– Его – да! А гвардейцев алоновских? – Лукич навалился впалой грудью на стол, подвигая глубокую тарелку с бледно-зелёной вязью по краю: «Общепит». – Он их ещё сыночками зовёт!
– Постой, постой… – напрягся Хинкис. – Леви, кажется… Да? И Хам… Нет-нет, Хаим!
– Именно! – Лукич со смачным хлюпом заглотил последний вареник и прожевал его, блуждая взглядом по стенам. – Леви Шавит и Хаим Гамлиэль. Так вот. Алон покинул пределы СССР, а «сыночки»? Я справлялся у погранцов – Рехавам точно улетал один! Конечно, «сыночки» могли улететь откуда-нибудь из Ленинграда, нарушив свой туристический маршрут…
– Или они перешли границу тайком… – задумался Бруно.
– Да ты попробуй её ещё перейди! – с жаром вступился Лукич за свою версию. – А главное, зачем? Перед законом Леви с Хаимом чисты, документы у них в порядке. Они спокойно могли улететь тем же рейсом, что и Алон! И где они? Что-то мне подсказывает – «сыночки» здесь, в Первомайске!
– Рехавам мог оставить их выслеживать «Миху»… – медленно проговорил Хинкис, снимая часы.
– Или охранять Мессию, как он думает… – выдвинул свой вариант старый аналитик, заторможенно следя за качанием тусклого серебра на мосластом пальце Бруно.
– Спа-ать! – раздельно приказал Хинкис, напрягая худые плечи.
Лукич поник, тупо уставясь перед собой, пуская розоватую слюнку.
– Забыть! – весомо, как будто укладывал могильную плиту, сказал психолог. В его голосе зазвучали повелительные низкие частоты. – Ты больше никогда не вспомнишь о Хаиме и Леви. Забыть! Просыпайся.
Аналитик вздрогнул, недоумённо озираясь. Потянулся за салфеткой и поспешно вытер губы.
– До чего же сочные… – пробормотал он смущённо.
– Худжамбо, рафики![48] – Высоченный масай, завёрнутый в красную шуку, больше всего похожую на длинное платье, усадил Ершова за свободный столик у окна и с достоинством удалился.

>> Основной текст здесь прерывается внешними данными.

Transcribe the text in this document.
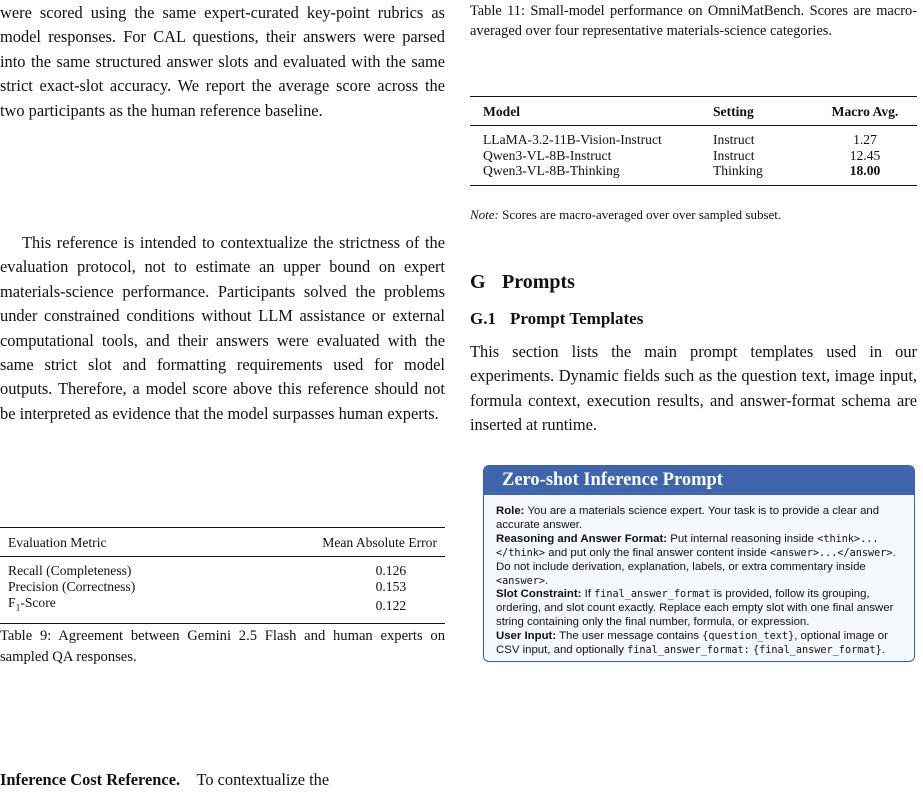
were scored using the same expert-curated key-point rubrics as model responses. For CAL questions, their answers were parsed into the same structured answer slots and evaluated with the same strict exact-slot accuracy. We report the average score across the two participants as the human reference baseline.

This reference is intended to contextualize the strictness of the evaluation protocol, not to estimate an upper bound on expert materials-science performance. Participants solved the problems under constrained conditions without LLM assistance or external computational tools, and their answers were evaluated with the same strict slot and formatting requirements used for model outputs. Therefore, a model score above this reference should not be interpreted as evidence that the model surpasses human experts.

Evaluation Metric	Mean Absolute Error
Recall (Completeness)	0.126
Precision (Correctness)	0.153
$F_1$-Score	0.122

Table 9: Agreement between Gemini 2.5 Flash and human experts on sampled QA responses.

Inference Cost Reference. To contextualize the

Table 11: Small-model performance on OmniMatBench. Scores are macro-averaged over four representative materials-science categories.

Model	Setting	Macro Avg.
LLaMA-3.2-11B-Vision-Instruct	Instruct	1.27
Qwen3-VL-8B-Instruct	Instruct	12.45
Qwen3-VL-8B-Thinking	Thinking	18.00

Note: Scores are macro-averaged over over sampled subset.

G Prompts
G.1 Prompt Templates

This section lists the main prompt templates used in our experiments. Dynamic fields such as the question text, image input, formula context, execution results, and answer-format schema are inserted at runtime.

Zero-shot Inference Prompt

Role: You are a materials science expert. Your task is to provide a clear and accurate answer.

Reasoning and Answer Format: Put internal reasoning inside <think>...</think> and put only the final answer content inside <answer>...</answer>. Do not include derivation, explanation, labels, or extra commentary inside <answer>.

Slot Constraint: If final_answer_format is provided, follow its grouping, ordering, and slot count exactly. Replace each empty slot with one final answer string containing only the final number, formula, or expression.

User Input: The user message contains {question_text}, optional image or CSV input, and optionally final_answer_format: {final_answer_format}.
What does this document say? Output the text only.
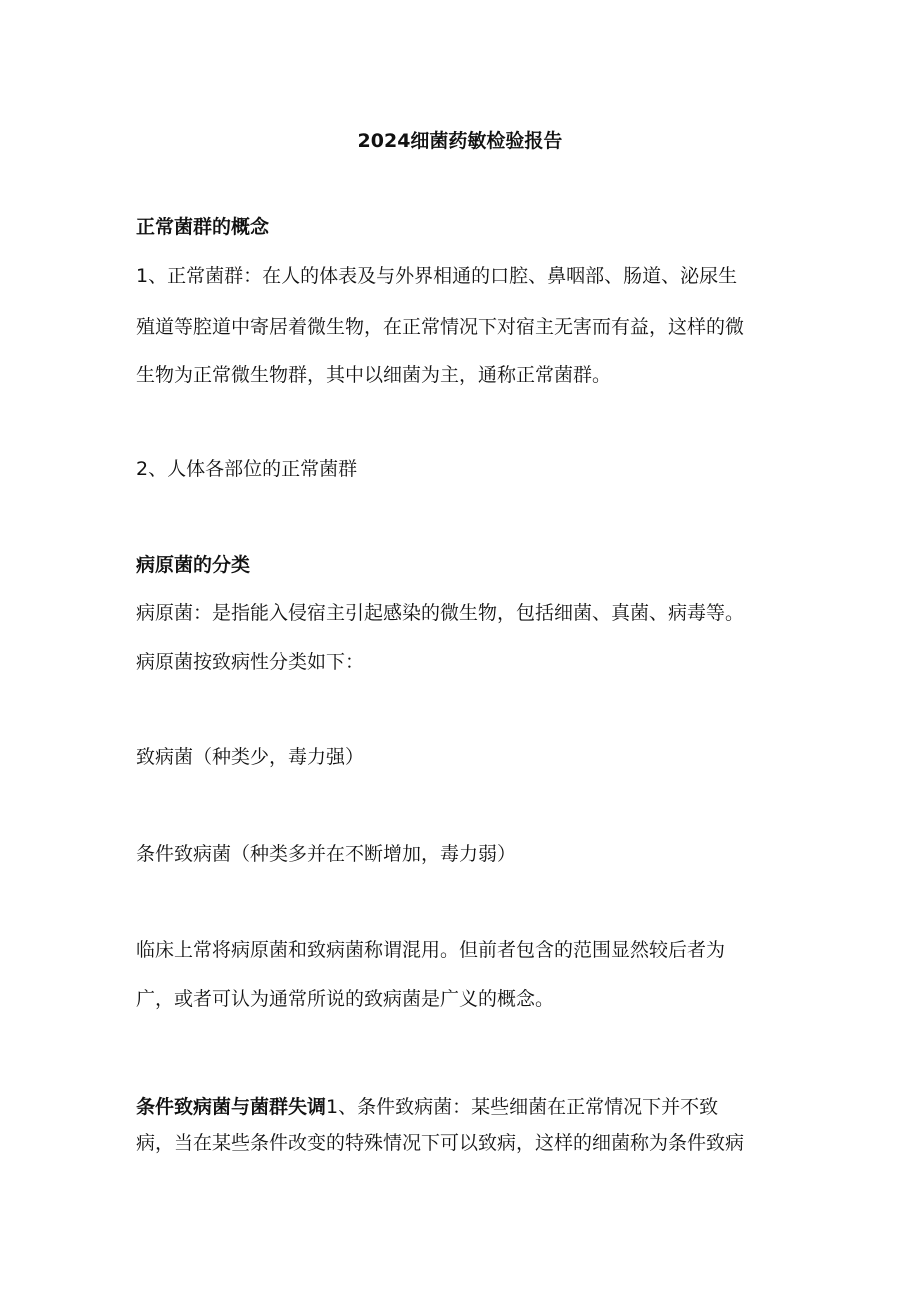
2024细菌药敏检验报告
正常菌群的概念
1、正常菌群：在人的体表及与外界相通的口腔、鼻咽部、肠道、泌尿生
殖道等腔道中寄居着微生物，在正常情况下对宿主无害而有益，这样的微
生物为正常微生物群，其中以细菌为主，通称正常菌群。
2、人体各部位的正常菌群
病原菌的分类
病原菌：是指能入侵宿主引起感染的微生物，包括细菌、真菌、病毒等。
病原菌按致病性分类如下：
致病菌（种类少，毒力强）
条件致病菌（种类多并在不断增加，毒力弱）
临床上常将病原菌和致病菌称谓混用。但前者包含的范围显然较后者为
广，或者可认为通常所说的致病菌是广义的概念。
条件致病菌与菌群失调1、条件致病菌：某些细菌在正常情况下并不致
病，当在某些条件改变的特殊情况下可以致病，这样的细菌称为条件致病
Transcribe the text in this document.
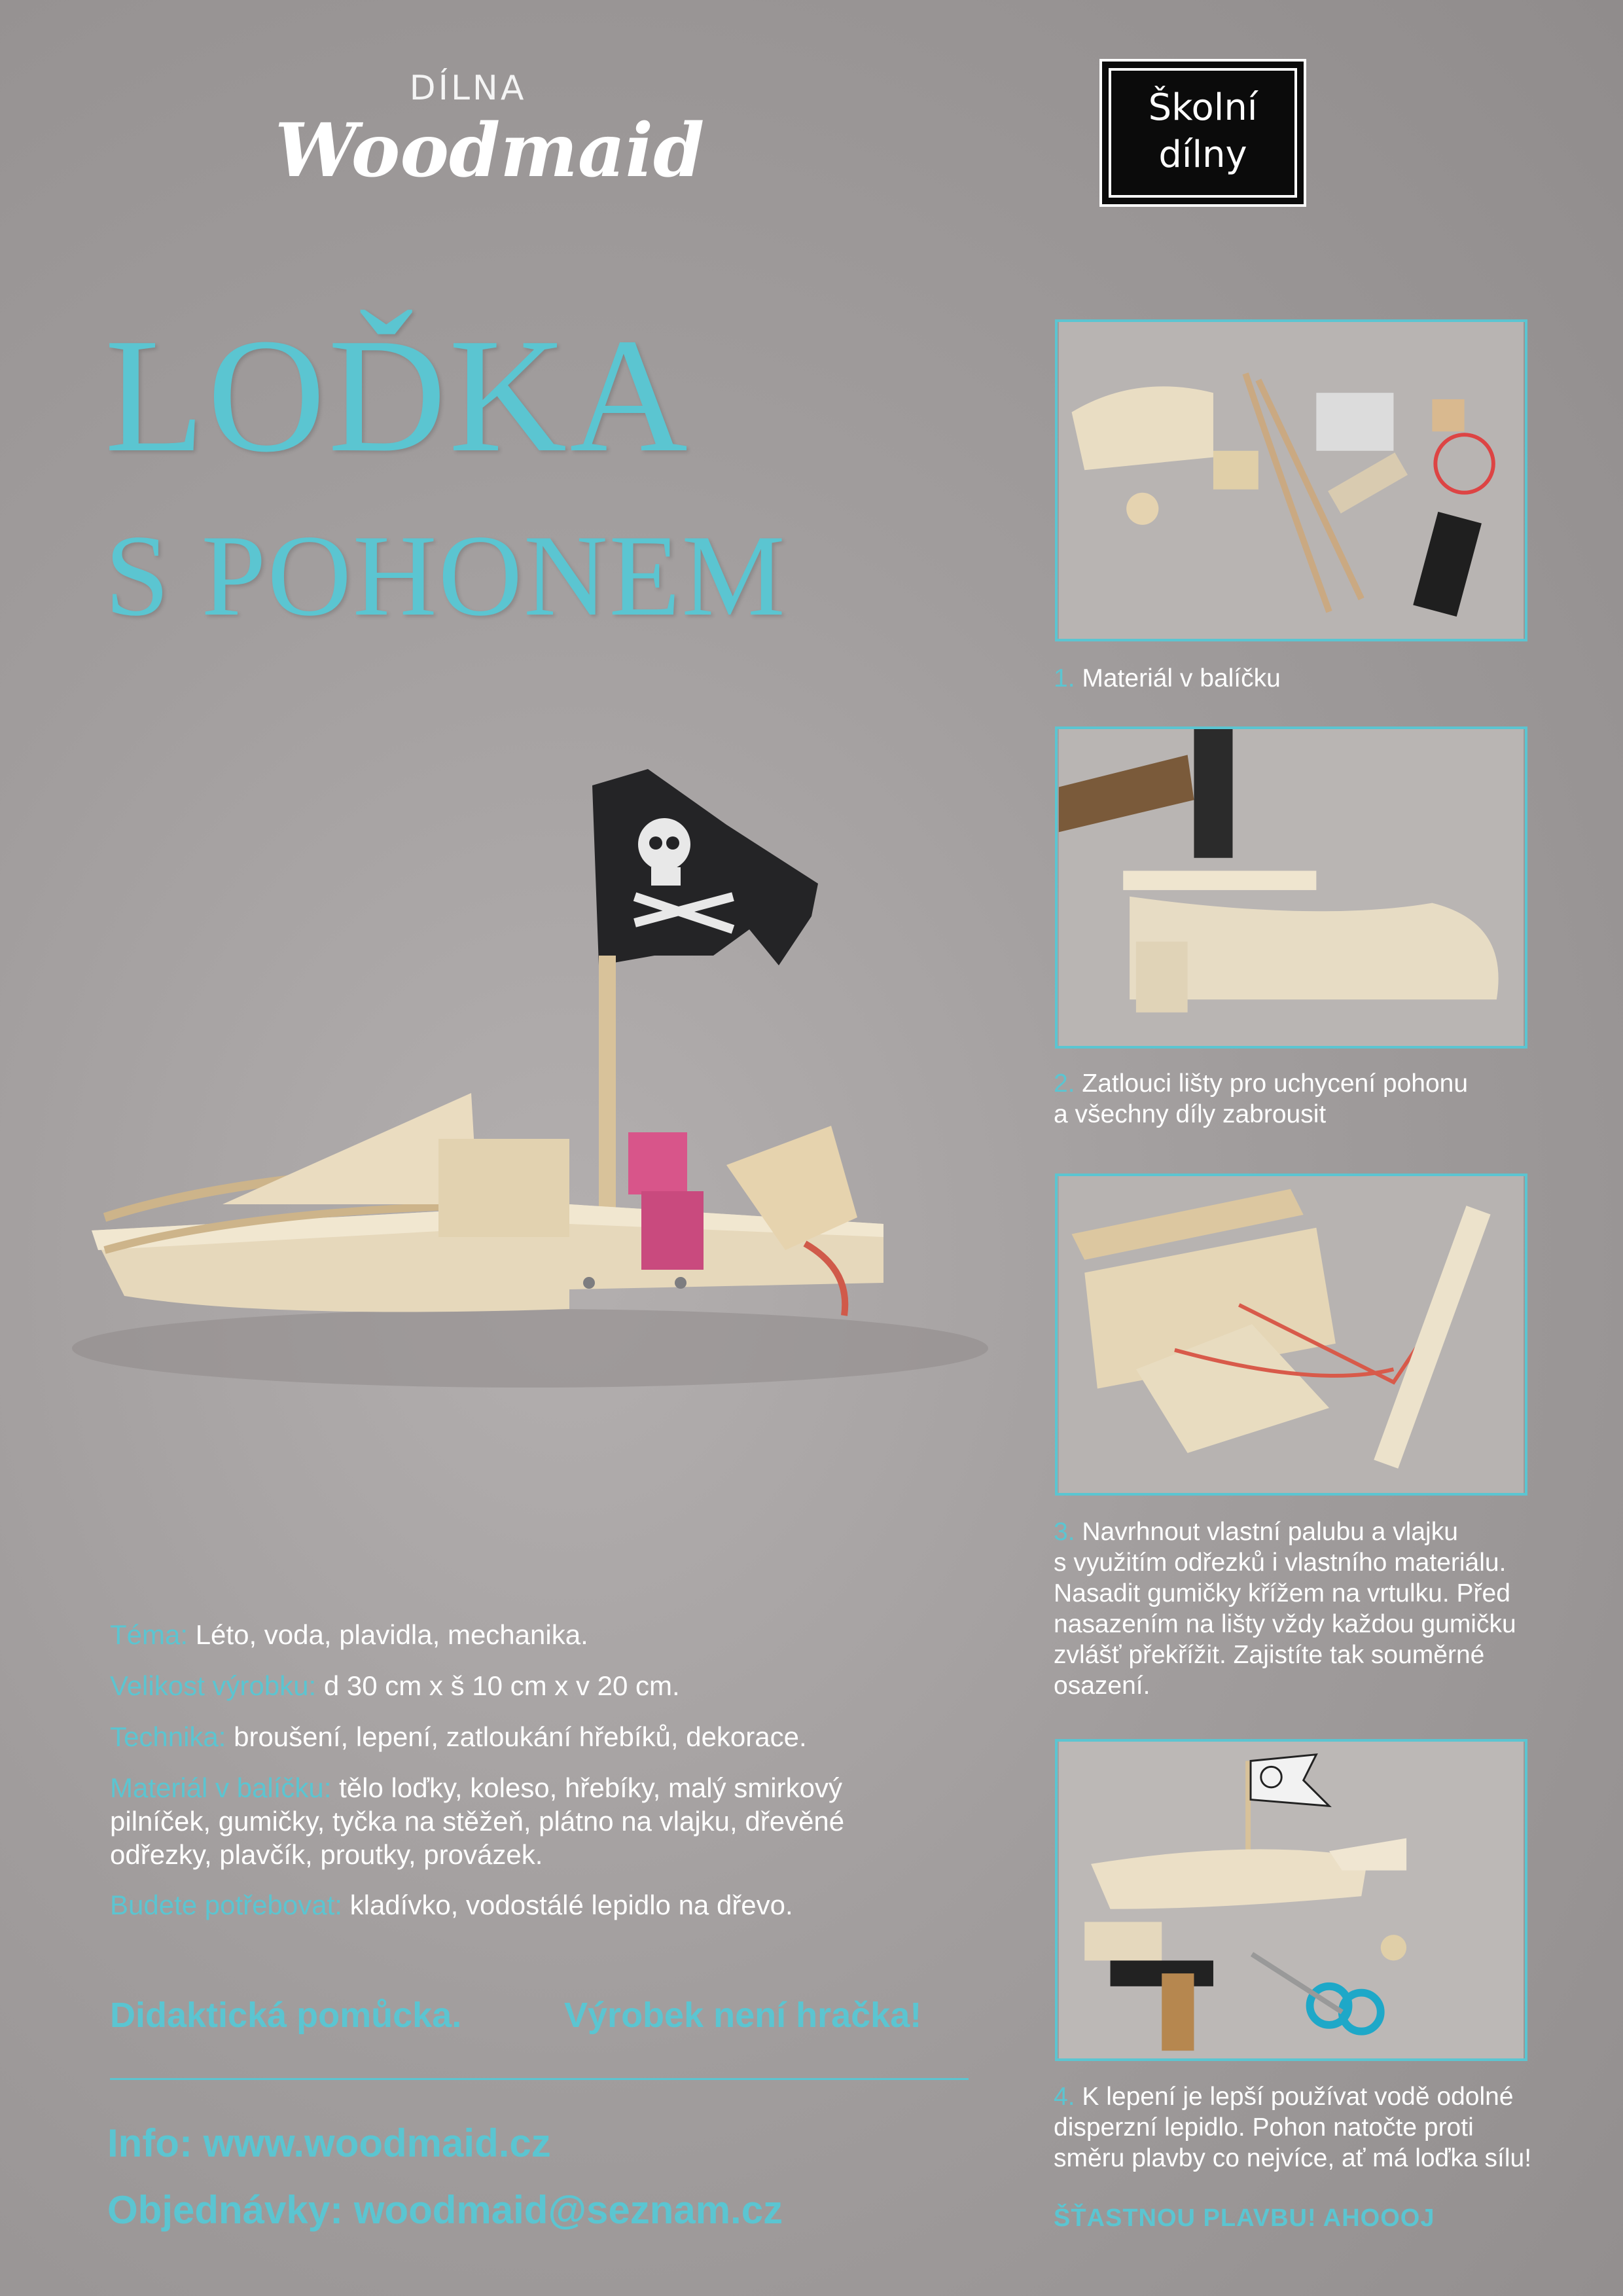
DÍLNA
Woodmaid
Školní
dílny
LOĎKA
S POHONEM
1. Materiál v balíčku
2. Zatlouci lišty pro uchycení pohonu
a všechny díly zabrousit
3. Navrhnout vlastní palubu a vlajku
s využitím odřezků i vlastního materiálu.
Nasadit gumičky křížem na vrtulku. Před
nasazením na lišty vždy každou gumičku
zvlášť překřížit. Zajistíte tak souměrné
osazení.
4. K lepení je lepší používat vodě odolné
disperzní lepidlo. Pohon natočte proti
směru plavby co nejvíce, ať má loďka sílu!
Téma: Léto, voda, plavidla, mechanika.
Velikost výrobku: d 30 cm x š 10 cm x v 20 cm.
Technika: broušení, lepení, zatloukání hřebíků, dekorace.
Materiál v balíčku: tělo loďky, koleso, hřebíky, malý smirkový
pilníček, gumičky, tyčka na stěžeň, plátno na vlajku, dřevěné
odřezky, plavčík, proutky, provázek.
Budete potřebovat: kladívko, vodostálé lepidlo na dřevo.
Didaktická pomůcka.	Výrobek není hračka!
Info: www.woodmaid.cz
Objednávky: woodmaid@seznam.cz	ŠŤASTNOU PLAVBU! AHOOOJ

Григорий не стал спорить. Последние дни он принимал действительность как непрерывный вал бессчётных даров и приятнейших сюрпризов. Явь походила на всамделишный сон – и пусть так будет всегда!
Благодушествуя, Ершов отвалился на резную деревянную спинку, глядя за огромное, от пола до потолка, окно. Центральные улицы Найроби стильные, чистые и очень зелёные. Трущобы – это в Кибере. Там, чуток раздвигая нищие лачуги, вьются кривые загаженные улочки, куда белому «мзунгу» не стоит соваться без оружия – у местных, вечно пьяных или обкуренных бхангой, лица оч-чень недобрые…
А на Сити-Холл Уэй или Мои-авеню всё цивильно, по-европейски. Бойко торгуют индийские магазинчики, фырчат мотоциклы «пики-пики» и носятся авто, подрастают первые небоскрёбы.
Пешеходы сплошь чёрные, как сажа, или цвета тёмной бронзы, но лица чаще породистые, без расплющенных носов и вывернутых губ. Вон они, за стеклом, – приставучие уличные торговцы, расхлябанные водилы маршруток-матату, сосредоточенные клерки в строгих костюмах – везунчики, словившие синиц, а то и журавлей. Не так уж далеко отсюда, в богатом районе Карен, кучкуются иные негры – с обочины жизни. Сидят на корточках у перекрёстков, нахохленные, с притухшими взглядами – поджидают, не перепадёт ли им хоть какая-нибудь работа, пусть даже разовая. Любая.
Ершов не выдержал, широко улыбнулся, прикрывая рот ладонью. Честно говоря, плевать ему на здешних пролетариев!
По велению Андропова, по хотению Иванова, он больше не отсиживается на скамейке запасных! «Вы говорите на арабском, сомалийском и суахили, – сказал Борис Семёныч. – Согласны поработать на Африканском Роге?» Григорий, ликуя и подпрыгивая в душе, спокойно ответил: «Да…»
Баскетбольного роста масай вернулся с вертелом, пронзавшим дымящиеся куски крокодилятины, и щедро отполовинил белому, ловко добавив гарнир – кукурузную кашу угали, плотную, как мамалыга.